My favorite part was when I was trying to sweep up the paper towel debris & he kept backing up, doing "waggy-butt," then LAUNCHING himself into the pile I'd just swept, looking for all the world like a kid jumping in piles of autumn leaves...


----------



## mumof7kitties (Jan 27, 2013)

Thank goodness my cat isn't the only one who has a thing for paper towels! I'm curious if your paper towel holder makes any kind of noise when it's turning. Mine clicks and sometimes I wonder if that's part of the fun for her, making it click. 


Sent from Petguide.com Free App


----------



## 3gatos (Nov 28, 2012)

Oh no! Looks like something my kitten would do! Ha Ha! great picture!


----------



## CatMonkeys (Sep 27, 2012)

But look what a good job he did! Now you know that if any of those evil paper towels try to get in your house again, the cat will handle it :lol:


----------



## dt8thd (Jan 7, 2013)

Lol, adorable! Slightly exasperating when you're the one who has to clean up, I'm sure, but still adorable. The semi-feral mommy cat that I'm rehabilitating does this with newspaper, though she uses it to make a nest in her cat bed for herself and her kitten.


----------



## yingying (Jul 19, 2011)

This must be the cutest paper shredder evarrrr! :luv

PS: I'm blessed that my cats haven't discovered the endless joy of paper towels...


----------



## jusjim (Jun 30, 2009)

Great pic. It needs some sort of national (international) coverage. Try the Daily Mail.
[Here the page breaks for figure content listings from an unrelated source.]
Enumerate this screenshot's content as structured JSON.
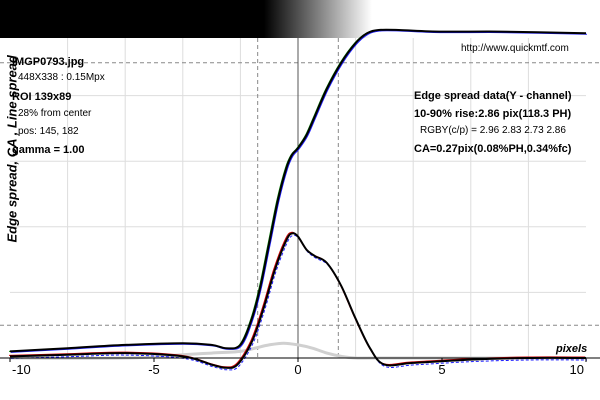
{
  "info": {
    "file_name": "IMGP0793.jpg",
    "image_size": "448X338 : 0.15Mpx",
    "roi": "ROI 139x89",
    "from_center": "28% from center",
    "pos": "pos: 145, 182",
    "gamma": "gamma = 1.00"
  },
  "header": {
    "url": "http://www.quickmtf.com"
  },
  "stats": {
    "title": "Edge spread data(Y - channel)",
    "rise": "10-90% rise:2.86 pix(118.3 PH)",
    "rgby": "RGBY(c/p) = 2.96 2.83 2.73 2.86",
    "ca": "CA=0.27pix(0.08%PH,0.34%fc)"
  },
  "chart_data": {
    "type": "line",
    "ylabel": "Edge spread, CA , Line spread",
    "xlabel": "pixels",
    "xlim": [
      -10,
      10
    ],
    "ylim": [
      0,
      1
    ],
    "x_ticks": [
      "-10",
      "-5",
      "0",
      "5",
      "10"
    ],
    "grid": true,
    "markers_x": [
      -1.4,
      1.4
    ],
    "series": [
      {
        "role": "edge-spread",
        "x": [
          -10,
          -8,
          -6,
          -4,
          -3,
          -2.5,
          -2,
          -1.6,
          -1.3,
          -1,
          -0.7,
          -0.4,
          -0.2,
          0,
          0.3,
          0.6,
          1,
          1.5,
          2,
          2.4,
          2.8,
          3.5,
          5,
          7,
          10
        ],
        "y": [
          0.02,
          0.03,
          0.04,
          0.045,
          0.04,
          0.03,
          0.04,
          0.12,
          0.22,
          0.35,
          0.48,
          0.58,
          0.62,
          0.64,
          0.68,
          0.74,
          0.82,
          0.9,
          0.96,
          0.99,
          1.0,
          1.0,
          0.995,
          0.995,
          0.99
        ]
      },
      {
        "role": "line-spread",
        "x": [
          -10,
          -8,
          -6,
          -4,
          -3,
          -2.5,
          -2.1,
          -1.6,
          -1.2,
          -0.8,
          -0.4,
          -0.2,
          0,
          0.3,
          0.6,
          1,
          1.5,
          2,
          2.5,
          3,
          4,
          6,
          8,
          10
        ],
        "y": [
          0.005,
          0.01,
          0.015,
          0.005,
          -0.02,
          -0.03,
          -0.02,
          0.05,
          0.15,
          0.27,
          0.36,
          0.38,
          0.37,
          0.33,
          0.31,
          0.29,
          0.22,
          0.12,
          0.03,
          -0.02,
          -0.015,
          -0.005,
          0.0,
          0.0
        ]
      },
      {
        "role": "line-spread-reference",
        "x": [
          -10,
          -6,
          -4,
          -3,
          -2,
          -1.5,
          -1,
          -0.5,
          0,
          0.5,
          1,
          1.5,
          2,
          3,
          10
        ],
        "y": [
          0.0,
          0.0,
          0.01,
          0.015,
          0.02,
          0.03,
          0.04,
          0.045,
          0.04,
          0.03,
          0.015,
          0.005,
          0.0,
          0.0,
          0.0
        ]
      }
    ],
    "colors": {
      "edge_spread": "#000000",
      "red_channel": "#cc0000",
      "blue_channel": "#1a1aff",
      "green_channel": "#008000",
      "reference": "#d0d0d0",
      "gradient_start": "#000000",
      "gradient_end": "#ffffff"
    }
  }
}
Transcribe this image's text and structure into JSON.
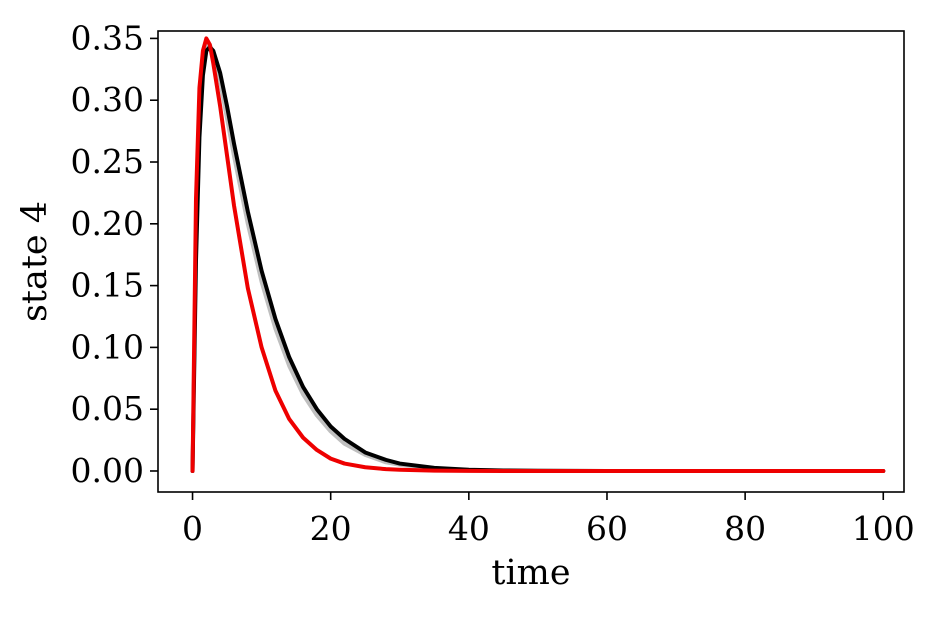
{
  "chart_data": {
    "type": "line",
    "title": "",
    "xlabel": "time",
    "ylabel": "state 4",
    "xlim": [
      -5,
      103
    ],
    "ylim": [
      -0.017,
      0.356
    ],
    "xticks": [
      0,
      20,
      40,
      60,
      80,
      100
    ],
    "yticks": [
      0.0,
      0.05,
      0.1,
      0.15,
      0.2,
      0.25,
      0.3,
      0.35
    ],
    "xtick_labels": [
      "0",
      "20",
      "40",
      "60",
      "80",
      "100"
    ],
    "ytick_labels": [
      "0.00",
      "0.05",
      "0.10",
      "0.15",
      "0.20",
      "0.25",
      "0.30",
      "0.35"
    ],
    "grid": false,
    "series": [
      {
        "color": "#bfbfbf",
        "x": [
          0,
          0.5,
          1,
          1.5,
          2,
          2.5,
          3,
          4,
          5,
          6,
          8,
          10,
          12,
          14,
          16,
          18,
          20,
          22,
          25,
          28,
          30,
          35,
          40,
          45,
          50,
          60,
          70,
          80,
          90,
          100
        ],
        "y": [
          0.0,
          0.19,
          0.29,
          0.33,
          0.345,
          0.345,
          0.338,
          0.315,
          0.285,
          0.255,
          0.2,
          0.153,
          0.115,
          0.085,
          0.062,
          0.045,
          0.032,
          0.022,
          0.013,
          0.007,
          0.005,
          0.002,
          0.0008,
          0.0003,
          0.0001,
          0.0,
          0.0,
          0.0,
          0.0,
          0.0
        ]
      },
      {
        "color": "#000000",
        "x": [
          0,
          0.5,
          1,
          1.5,
          2,
          2.5,
          3,
          4,
          5,
          6,
          8,
          10,
          12,
          14,
          16,
          18,
          20,
          22,
          25,
          28,
          30,
          35,
          40,
          45,
          50,
          60,
          70,
          80,
          90,
          100
        ],
        "y": [
          0.0,
          0.17,
          0.27,
          0.32,
          0.34,
          0.343,
          0.34,
          0.322,
          0.295,
          0.265,
          0.21,
          0.162,
          0.123,
          0.092,
          0.068,
          0.05,
          0.036,
          0.026,
          0.015,
          0.009,
          0.006,
          0.0025,
          0.001,
          0.0004,
          0.0002,
          0.0,
          0.0,
          0.0,
          0.0,
          0.0
        ]
      },
      {
        "color": "#ee0000",
        "x": [
          0,
          0.5,
          1,
          1.5,
          2,
          2.5,
          3,
          4,
          5,
          6,
          8,
          10,
          12,
          14,
          16,
          18,
          20,
          22,
          25,
          28,
          30,
          35,
          40,
          45,
          50,
          60,
          70,
          80,
          90,
          100
        ],
        "y": [
          0.0,
          0.22,
          0.31,
          0.34,
          0.35,
          0.345,
          0.33,
          0.295,
          0.255,
          0.215,
          0.148,
          0.1,
          0.065,
          0.042,
          0.027,
          0.017,
          0.01,
          0.006,
          0.003,
          0.0015,
          0.001,
          0.0003,
          0.0001,
          0.0,
          0.0,
          0.0,
          0.0,
          0.0,
          0.0,
          0.0
        ]
      }
    ]
  }
}
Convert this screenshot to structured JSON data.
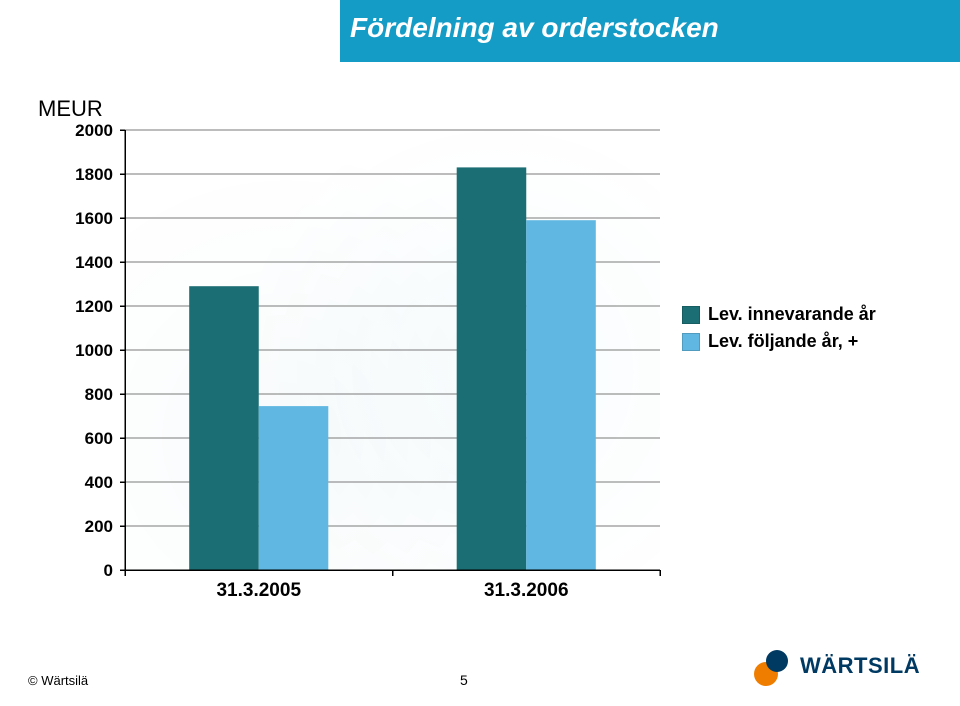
{
  "header": {
    "title": "Fördelning av orderstocken",
    "band_color": "#149cc7",
    "title_color": "#ffffff",
    "title_fontsize": 28
  },
  "chart": {
    "type": "bar",
    "y_title": "MEUR",
    "y_title_fontsize": 22,
    "ylim": [
      0,
      2000
    ],
    "ytick_step": 200,
    "yticks": [
      0,
      200,
      400,
      600,
      800,
      1000,
      1200,
      1400,
      1600,
      1800,
      2000
    ],
    "categories": [
      "31.3.2005",
      "31.3.2006"
    ],
    "series": [
      {
        "name": "Lev. innevarande år",
        "color": "#1b6e73",
        "values": [
          1290,
          1830
        ]
      },
      {
        "name": "Lev. följande år, +",
        "color": "#60b7e1",
        "values": [
          745,
          1590
        ]
      }
    ],
    "tick_fontsize": 17,
    "cat_fontsize": 19,
    "grid_color": "#7a7a7a",
    "axis_color": "#000000",
    "background_color": "#ffffff",
    "bar_group_width": 0.52,
    "bar_gap": 0
  },
  "legend": {
    "fontsize": 18,
    "items": [
      {
        "label": "Lev. innevarande år",
        "color": "#1b6e73"
      },
      {
        "label": "Lev. följande år, +",
        "color": "#60b7e1"
      }
    ]
  },
  "footer": {
    "copyright": "© Wärtsilä",
    "page_number": "5",
    "logo_text": "WÄRTSILÄ",
    "logo_color_primary": "#003a63",
    "logo_color_accent": "#ef7d00"
  }
}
Zenobi loved toilet rolls -- denied. But she also liked facial tissues on which she wiped her nose. I used to give her the occasional one. I think it's a matter of copying us again. We tear chunks off the rolls. They only want to help.


----------



## Yuki'sMum (Dec 3, 2012)

Lmao so cute 


Sent from Petguide.com Free App


----------



## grrawritsjordi (Dec 29, 2012)

Moosey and Zigs love them too! They will tear them to pieces.


----------



## tghsmith (Dec 9, 2010)

thats not hunting, its nesting!!!!


----------



## spirite (Jul 31, 2012)

oh no! I'm sorry you had to clean it up, but I can't stop laughing! He's so cute and innocent on top of his comfy paper towel bed.


----------



## HollyHamster (Jan 27, 2013)

OMG sooo cute! Thank god cricket hasn't found the paper towels yet.. She would go ballistic!


----------



## insubstantial (Jun 14, 2011)

This made me laugh, as my 7 months old cream tabby is obsessed with toilet paper. He'll pace around the house with the roll in his mouth before tearing it to shreds. We have to keep the TP hidden in the most inconvenient spots because of this. Hopefully he won't graduate to paper towels...


----------



## Enslaved by Moose (Jan 30, 2013)

Be careful, Kimiko. That's how he started - with toilet paper. Then when we hid that away where he couldn't reach it, he progressed on to paper towels. I think TP is a gateway drug to the harder stuff. LOL.


----------